The request was unusual. A neighbor who has never been on an ATV adventure approached me about an ATV ride for their anniversary.
Always looking for a riding buddy, and in this case my wife would come along on a real double date, I took them up on it. We chose Manti and the Arapeen Trails for this inaugural experience.
In planning a route for our friends, Rick and Debbie Worthen, I thought, why give them a plain old vanilla ride? My four-place Kawasaki Teryx is set up as street-legal so we set out south down Main Street to the end of town and turned up the Sheep Trail.
The Sheep Trail starts out with a short steep climb and proceeds to climb some 2,600 feet to the 9,000 foot level. The views of the valley are worth stopping to see. The chance to take a break after that long climb was also welcome.
Debbie was quick to ask, “Would you call that extreme or what?” I replied that it was about intermediate. Her response was simple — “I’m glad I wasn’t driving!”
This was the first ridge. The Sheep Trail goes over five ridges on a climb to the Skyline Trail at the top of the Manti-La Sal Mountains. After crossing each ridge, the trail drops down into a saddle with amazing views down into Mayfield Canyon on the south and Manti Canyon on the north.
After repeating the ridge crossings, the sixth ridge presented itself as a long rocky climb on a narrow crest that elicits a sigh of relief as the trail smooths out and joins the Skyline Trail. Debbie whispered almost inaudibly, “If I had been driving, we would still be sitting at the bottom.”
We headed north on the Skyline enjoying the views from the top. This trail travels some 58 miles without dropping below 10,000 feet so the changing views are worth the trip.
We came around Jet Fox Reservoir and stopped at Snow Lake before dropping back down toward Logger’s Fork Reservoir. The reservoir is situated at the bottom of Elk’s Knoll and is fed by Logger’s Fork Creek. We rounded the knoll and crossed the creek on the north side of the mountain as we headed down the canyon.
Spotting another UTV coming up the trail, we pulled over to let them pass. Not being in a hurry, this couple stopped a minute to get acquainted. We have met the nicest people on the trail.
When I asked where they were headed, he said, “We don’t know.” They were just out enjoying the backcountry. Before continuing their ride, they told us about a cabin and a waterfall that we knew nothing about. We set out to see them for ourselves.
We found the cabin perched on the side of the mountain at the 9,000-foot level. Referred to as the John R. Nielson cabin, it was built in 1949 as a hunting and recreational property on public land. It is now open to the public by reservations made at the city building in Manti.
It is a real mountain cabin built with hand tools because of its remote location. We chose to eat our lunch on the roughhewn logs that made up a picnic table in front which overlooks the canyon.

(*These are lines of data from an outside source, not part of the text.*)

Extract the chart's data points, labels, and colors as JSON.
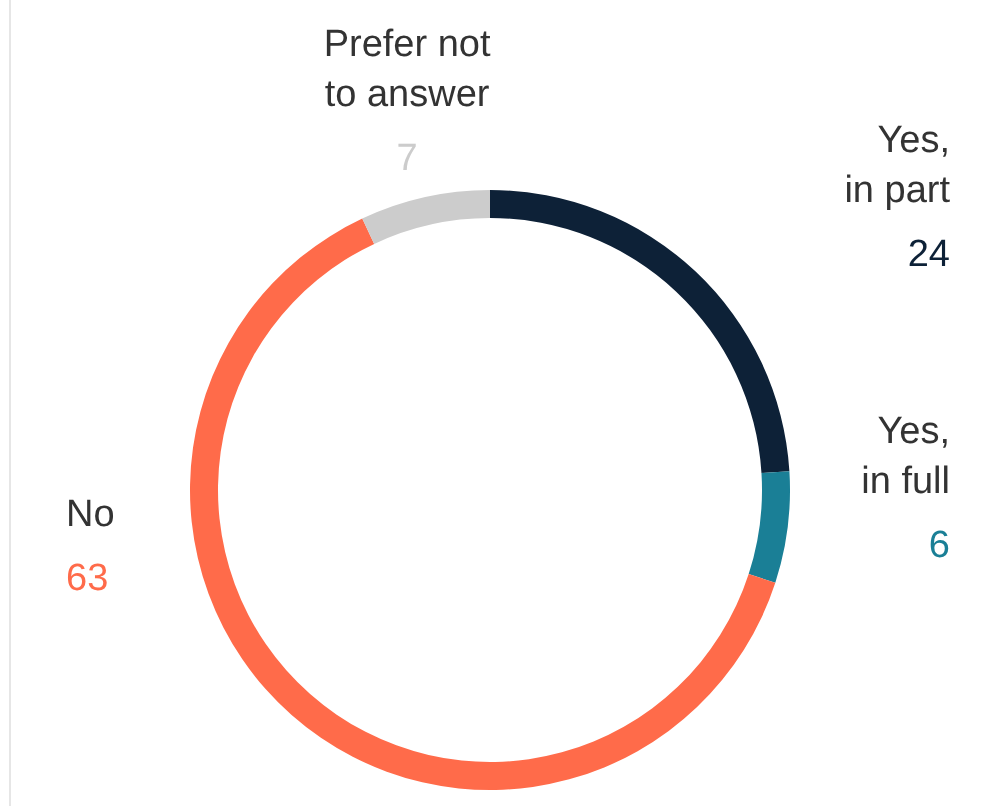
{
  "chart_data": {
    "type": "donut",
    "categories": [
      "Yes,\nin part",
      "Yes,\nin full",
      "No",
      "Prefer not\nto answer"
    ],
    "values": [
      24,
      6,
      63,
      7
    ],
    "colors": [
      "#0d2137",
      "#1a7f96",
      "#ff6b4a",
      "#cccccc"
    ],
    "data_labels": true
  }
}
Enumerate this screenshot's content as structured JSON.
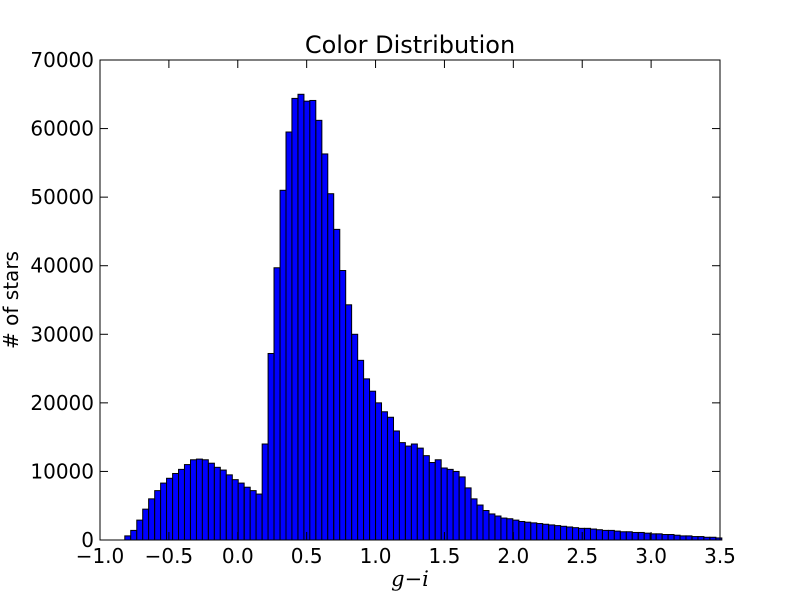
{
  "chart_data": {
    "type": "bar",
    "title": "Color Distribution",
    "xlabel": "g−i",
    "ylabel": "# of stars",
    "xlim": [
      -1.0,
      3.5
    ],
    "ylim": [
      0,
      70000
    ],
    "bar_color": "#0000ff",
    "edge_color": "#000000",
    "grid": false,
    "x_ticks": [
      "−1.0",
      "−0.5",
      "0.0",
      "0.5",
      "1.0",
      "1.5",
      "2.0",
      "2.5",
      "3.0",
      "3.5"
    ],
    "y_ticks": [
      "0",
      "10000",
      "20000",
      "30000",
      "40000",
      "50000",
      "60000",
      "70000"
    ],
    "bin_width": 0.0433,
    "bin_left_edges": [
      -0.82,
      -0.777,
      -0.733,
      -0.69,
      -0.647,
      -0.603,
      -0.56,
      -0.517,
      -0.473,
      -0.43,
      -0.387,
      -0.343,
      -0.3,
      -0.257,
      -0.213,
      -0.17,
      -0.127,
      -0.083,
      -0.04,
      0.003,
      0.047,
      0.09,
      0.133,
      0.177,
      0.22,
      0.263,
      0.307,
      0.35,
      0.393,
      0.437,
      0.48,
      0.523,
      0.567,
      0.61,
      0.653,
      0.697,
      0.74,
      0.783,
      0.827,
      0.87,
      0.913,
      0.957,
      1.0,
      1.043,
      1.087,
      1.13,
      1.173,
      1.217,
      1.26,
      1.303,
      1.347,
      1.39,
      1.433,
      1.477,
      1.52,
      1.563,
      1.607,
      1.65,
      1.693,
      1.737,
      1.78,
      1.823,
      1.867,
      1.91,
      1.953,
      1.997,
      2.04,
      2.083,
      2.127,
      2.17,
      2.213,
      2.257,
      2.3,
      2.343,
      2.387,
      2.43,
      2.473,
      2.517,
      2.56,
      2.603,
      2.647,
      2.69,
      2.733,
      2.777,
      2.82,
      2.863,
      2.907,
      2.95,
      2.993,
      3.037,
      3.08,
      3.123,
      3.167,
      3.21,
      3.253,
      3.297,
      3.34,
      3.383,
      3.427,
      3.47
    ],
    "values": [
      600,
      1400,
      2900,
      4500,
      6000,
      7200,
      8300,
      9000,
      9700,
      10300,
      11000,
      11700,
      11800,
      11700,
      11200,
      10600,
      10200,
      9500,
      8800,
      8300,
      7700,
      7200,
      6700,
      14000,
      27200,
      39700,
      51000,
      59500,
      64400,
      65000,
      64000,
      64100,
      61200,
      56300,
      50500,
      45300,
      39300,
      34300,
      30000,
      26200,
      23500,
      21700,
      20000,
      18700,
      17900,
      15900,
      14200,
      13700,
      14000,
      13400,
      12300,
      11300,
      11700,
      10500,
      10300,
      10000,
      9200,
      7600,
      6000,
      5100,
      4300,
      3800,
      3500,
      3200,
      3100,
      2900,
      2700,
      2600,
      2500,
      2400,
      2300,
      2200,
      2100,
      2000,
      1900,
      1800,
      1700,
      1700,
      1600,
      1500,
      1400,
      1400,
      1300,
      1200,
      1200,
      1100,
      1100,
      1000,
      900,
      900,
      800,
      800,
      700,
      600,
      600,
      500,
      500,
      400,
      400,
      300
    ]
  }
}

While we were there, the descendants of the cabin builders arrived and invited us to take a look inside. It is about as cozy as a storybook cabin could be. We enjoyed talking with them and then continued on our ride.
We found the waterfall we had learned about high up on the side of the canyon to the north. We would have missed it, but the people we had met showed us a photo they had taken with their phone so we knew where to look.
We came out on a trail marked No. 37 which took us down into Ephraim. We got gas at the Maverik and headed back to Manti finishing a ride of about 50 miles.
I am happy to say that the Worthen’s really enjoyed the adventure. When you go, take plenty of water, keep the rubber side down, and if you have a four-place UTV, you could be a part of someone’s anniversary present.